Now we can visualize the joint distribution of the two bootstrapped slopes. The joint distribution should show us a similar picture to the likelihood surface: a trade-off in the different combinations of values for the two slopes.

To visualize a joint distribution we can use geom_density_2d_filled. Here’s how that works

# independent normal random variables
demo <- data.frame(a = rnorm(100), 
                   b = rnorm(100))

ggplot(demo, aes(a, b)) +
    geom_density_2d_filled()

Take that same approach using geom_density_2d_filled but apply it to the results of your bootstrap. You’ll need to make a data object for your bootstrap results, something like boot <- data.frame(hii = boot_hii, temp = boot_temp). Your visualize will not look like the one above for independent random variables. The trade-off we expect in the slopes for human impact and temperature leads to non-independence of their estimates.

Once you’ve made your plot, in your own words, describe what you observe about these bootstrapped parameter estimates and how they might be unstable.

22.3 Building your own model

Now we will use what we learned about collinearity to build a better Poisson GLM. The goal is to find a set of explanatory variables that are interesting—that you can form a meaningful hypothesis about—but that aren’t too highly correlated with each other (\(-0.6 < r < 0.6\)), then build a new model with them.

22.3.1 Checking for collinearity

Have a look at all the columns in your dat_plt object:

names(dat_plt)
 [1] "PlotID"                 "Island"                 "Plot_Area"             
 [4] "lon"                    "lat"                    "evapotrans_annual_mm"  
 [7] "avbl_energy_annual_wm2" "cloud_freq_annual"      "ndvi_annual"           
[10] "rain_annual_mm"         "avg_temp_annual_c"      "hii"                   
[13] "age_yr"                 "elev_m"                 "nspp"                  

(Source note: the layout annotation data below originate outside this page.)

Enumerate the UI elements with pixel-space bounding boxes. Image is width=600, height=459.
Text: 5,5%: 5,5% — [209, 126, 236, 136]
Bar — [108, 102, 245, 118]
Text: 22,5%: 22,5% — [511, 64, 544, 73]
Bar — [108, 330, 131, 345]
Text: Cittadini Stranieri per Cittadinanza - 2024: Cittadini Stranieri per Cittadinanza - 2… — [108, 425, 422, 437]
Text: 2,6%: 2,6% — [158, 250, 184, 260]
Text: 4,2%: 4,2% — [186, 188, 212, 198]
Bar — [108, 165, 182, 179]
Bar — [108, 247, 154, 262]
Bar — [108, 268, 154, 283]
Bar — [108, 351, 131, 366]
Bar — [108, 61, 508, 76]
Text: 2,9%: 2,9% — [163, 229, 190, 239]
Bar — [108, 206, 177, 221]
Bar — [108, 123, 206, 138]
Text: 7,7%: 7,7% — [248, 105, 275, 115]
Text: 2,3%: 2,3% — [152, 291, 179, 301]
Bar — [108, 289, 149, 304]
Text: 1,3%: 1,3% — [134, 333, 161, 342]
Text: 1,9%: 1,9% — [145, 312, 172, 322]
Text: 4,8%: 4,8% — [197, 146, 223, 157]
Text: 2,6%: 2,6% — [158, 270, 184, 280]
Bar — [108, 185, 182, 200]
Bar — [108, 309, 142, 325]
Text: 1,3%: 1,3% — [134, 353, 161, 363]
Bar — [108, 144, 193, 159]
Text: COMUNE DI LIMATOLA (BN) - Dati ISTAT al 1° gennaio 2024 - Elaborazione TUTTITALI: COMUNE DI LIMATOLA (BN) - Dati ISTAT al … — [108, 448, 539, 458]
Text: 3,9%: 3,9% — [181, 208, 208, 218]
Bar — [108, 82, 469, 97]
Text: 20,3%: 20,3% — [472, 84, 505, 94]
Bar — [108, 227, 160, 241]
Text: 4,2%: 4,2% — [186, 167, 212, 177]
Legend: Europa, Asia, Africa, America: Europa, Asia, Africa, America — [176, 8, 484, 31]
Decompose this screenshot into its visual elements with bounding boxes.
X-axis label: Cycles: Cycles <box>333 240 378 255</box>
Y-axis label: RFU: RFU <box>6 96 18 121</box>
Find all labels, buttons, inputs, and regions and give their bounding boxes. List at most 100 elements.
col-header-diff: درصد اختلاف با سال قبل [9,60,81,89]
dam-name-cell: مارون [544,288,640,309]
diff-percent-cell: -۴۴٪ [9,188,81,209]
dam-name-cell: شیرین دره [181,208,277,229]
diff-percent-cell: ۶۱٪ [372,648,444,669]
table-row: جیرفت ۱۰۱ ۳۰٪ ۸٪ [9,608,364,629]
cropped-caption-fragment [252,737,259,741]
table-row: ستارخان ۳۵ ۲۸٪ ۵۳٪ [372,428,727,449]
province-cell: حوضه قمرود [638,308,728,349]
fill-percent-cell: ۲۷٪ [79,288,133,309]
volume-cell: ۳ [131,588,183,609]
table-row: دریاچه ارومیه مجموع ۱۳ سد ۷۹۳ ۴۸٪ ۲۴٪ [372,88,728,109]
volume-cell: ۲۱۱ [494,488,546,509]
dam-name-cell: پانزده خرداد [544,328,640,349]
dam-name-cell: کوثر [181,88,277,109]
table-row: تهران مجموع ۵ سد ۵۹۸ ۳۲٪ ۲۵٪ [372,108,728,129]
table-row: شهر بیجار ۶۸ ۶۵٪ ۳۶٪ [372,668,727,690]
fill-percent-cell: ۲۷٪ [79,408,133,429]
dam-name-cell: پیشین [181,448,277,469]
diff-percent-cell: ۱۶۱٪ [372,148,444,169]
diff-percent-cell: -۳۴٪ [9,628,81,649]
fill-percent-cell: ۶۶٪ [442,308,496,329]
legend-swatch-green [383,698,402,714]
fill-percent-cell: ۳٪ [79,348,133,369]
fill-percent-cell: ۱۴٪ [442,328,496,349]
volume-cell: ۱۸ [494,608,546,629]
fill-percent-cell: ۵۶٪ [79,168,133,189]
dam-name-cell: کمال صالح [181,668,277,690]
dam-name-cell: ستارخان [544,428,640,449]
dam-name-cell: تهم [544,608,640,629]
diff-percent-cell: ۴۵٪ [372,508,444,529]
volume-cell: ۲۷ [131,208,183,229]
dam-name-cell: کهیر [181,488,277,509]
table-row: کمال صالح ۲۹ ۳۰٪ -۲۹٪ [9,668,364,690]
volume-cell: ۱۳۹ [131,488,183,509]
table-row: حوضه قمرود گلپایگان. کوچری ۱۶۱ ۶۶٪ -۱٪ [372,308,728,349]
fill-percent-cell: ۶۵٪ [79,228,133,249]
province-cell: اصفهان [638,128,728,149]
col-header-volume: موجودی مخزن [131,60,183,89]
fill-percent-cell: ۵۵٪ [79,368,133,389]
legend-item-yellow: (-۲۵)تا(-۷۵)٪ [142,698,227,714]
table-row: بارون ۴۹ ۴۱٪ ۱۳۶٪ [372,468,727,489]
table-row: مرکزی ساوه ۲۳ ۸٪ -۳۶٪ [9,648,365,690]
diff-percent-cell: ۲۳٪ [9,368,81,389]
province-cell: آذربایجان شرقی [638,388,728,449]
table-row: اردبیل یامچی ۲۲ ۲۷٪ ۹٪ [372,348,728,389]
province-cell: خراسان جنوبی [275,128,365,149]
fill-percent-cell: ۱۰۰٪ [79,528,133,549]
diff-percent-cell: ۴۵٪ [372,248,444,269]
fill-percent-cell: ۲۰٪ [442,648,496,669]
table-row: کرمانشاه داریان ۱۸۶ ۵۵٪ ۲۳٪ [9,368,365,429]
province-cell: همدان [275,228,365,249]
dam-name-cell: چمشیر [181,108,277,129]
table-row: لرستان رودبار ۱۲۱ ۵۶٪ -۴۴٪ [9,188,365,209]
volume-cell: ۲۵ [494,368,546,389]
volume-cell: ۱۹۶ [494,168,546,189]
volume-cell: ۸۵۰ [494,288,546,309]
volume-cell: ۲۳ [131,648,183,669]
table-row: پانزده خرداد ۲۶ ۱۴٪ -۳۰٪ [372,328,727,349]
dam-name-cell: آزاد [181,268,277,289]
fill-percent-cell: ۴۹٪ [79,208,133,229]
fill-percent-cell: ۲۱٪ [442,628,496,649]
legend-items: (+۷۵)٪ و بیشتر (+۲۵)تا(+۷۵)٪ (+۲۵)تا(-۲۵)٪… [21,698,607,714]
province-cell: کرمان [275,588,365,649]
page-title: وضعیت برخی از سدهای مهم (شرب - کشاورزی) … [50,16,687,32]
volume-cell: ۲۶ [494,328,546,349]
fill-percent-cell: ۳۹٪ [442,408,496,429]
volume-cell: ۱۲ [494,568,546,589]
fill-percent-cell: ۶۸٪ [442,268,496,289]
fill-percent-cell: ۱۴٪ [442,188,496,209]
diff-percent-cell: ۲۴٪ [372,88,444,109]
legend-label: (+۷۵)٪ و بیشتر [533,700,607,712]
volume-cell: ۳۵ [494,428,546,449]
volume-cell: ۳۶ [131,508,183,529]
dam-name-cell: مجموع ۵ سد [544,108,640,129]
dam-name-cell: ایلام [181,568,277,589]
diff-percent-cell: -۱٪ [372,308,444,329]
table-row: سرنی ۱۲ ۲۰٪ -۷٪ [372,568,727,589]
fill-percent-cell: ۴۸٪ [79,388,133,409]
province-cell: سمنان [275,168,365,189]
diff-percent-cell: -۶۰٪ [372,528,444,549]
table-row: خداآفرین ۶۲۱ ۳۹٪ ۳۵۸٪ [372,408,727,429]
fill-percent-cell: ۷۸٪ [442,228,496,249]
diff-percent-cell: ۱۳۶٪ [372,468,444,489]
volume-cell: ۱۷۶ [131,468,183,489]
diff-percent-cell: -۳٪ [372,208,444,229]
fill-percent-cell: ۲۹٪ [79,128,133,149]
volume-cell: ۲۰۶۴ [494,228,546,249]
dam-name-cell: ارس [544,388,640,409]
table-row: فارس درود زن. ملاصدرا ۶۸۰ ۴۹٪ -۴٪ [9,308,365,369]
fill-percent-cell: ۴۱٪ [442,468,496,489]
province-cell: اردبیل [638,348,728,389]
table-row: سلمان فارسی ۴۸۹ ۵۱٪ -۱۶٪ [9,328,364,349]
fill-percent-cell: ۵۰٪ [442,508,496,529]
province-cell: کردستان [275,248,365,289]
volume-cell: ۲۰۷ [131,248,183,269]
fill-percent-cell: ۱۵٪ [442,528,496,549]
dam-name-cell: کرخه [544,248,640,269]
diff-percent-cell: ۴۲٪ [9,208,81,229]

Pick two variables that you are interested in as potential explanatory variables of species richness. Compute pairwise Spearman correlations among them using cor, specifying method = "spearman". A Spearman correlation is robust to skewed distributions (the kind you often get with ecological data).

If your candidate variables are too correlated, choose one to keep and find another possible explanatory variable. Repeat the correlation check and keep going until you have two explanatory variables that are sufficiently uncorrelated. Keep track of all your code testing for collinearity.

22.3.2 Fitting your model

Now fit the model nspp ~ log(Plot_Area) + <your-var-1> + <your-var-2> with glm and have a look at the coefficients with coefficients. Do the signs of the slopes match your predictions for the effects of those variables on species richness?

22.3.3 Visualizing the data

For each predictor in your new model (other than log(Plot_Area)), make a scatter plot of nspp against that predictor.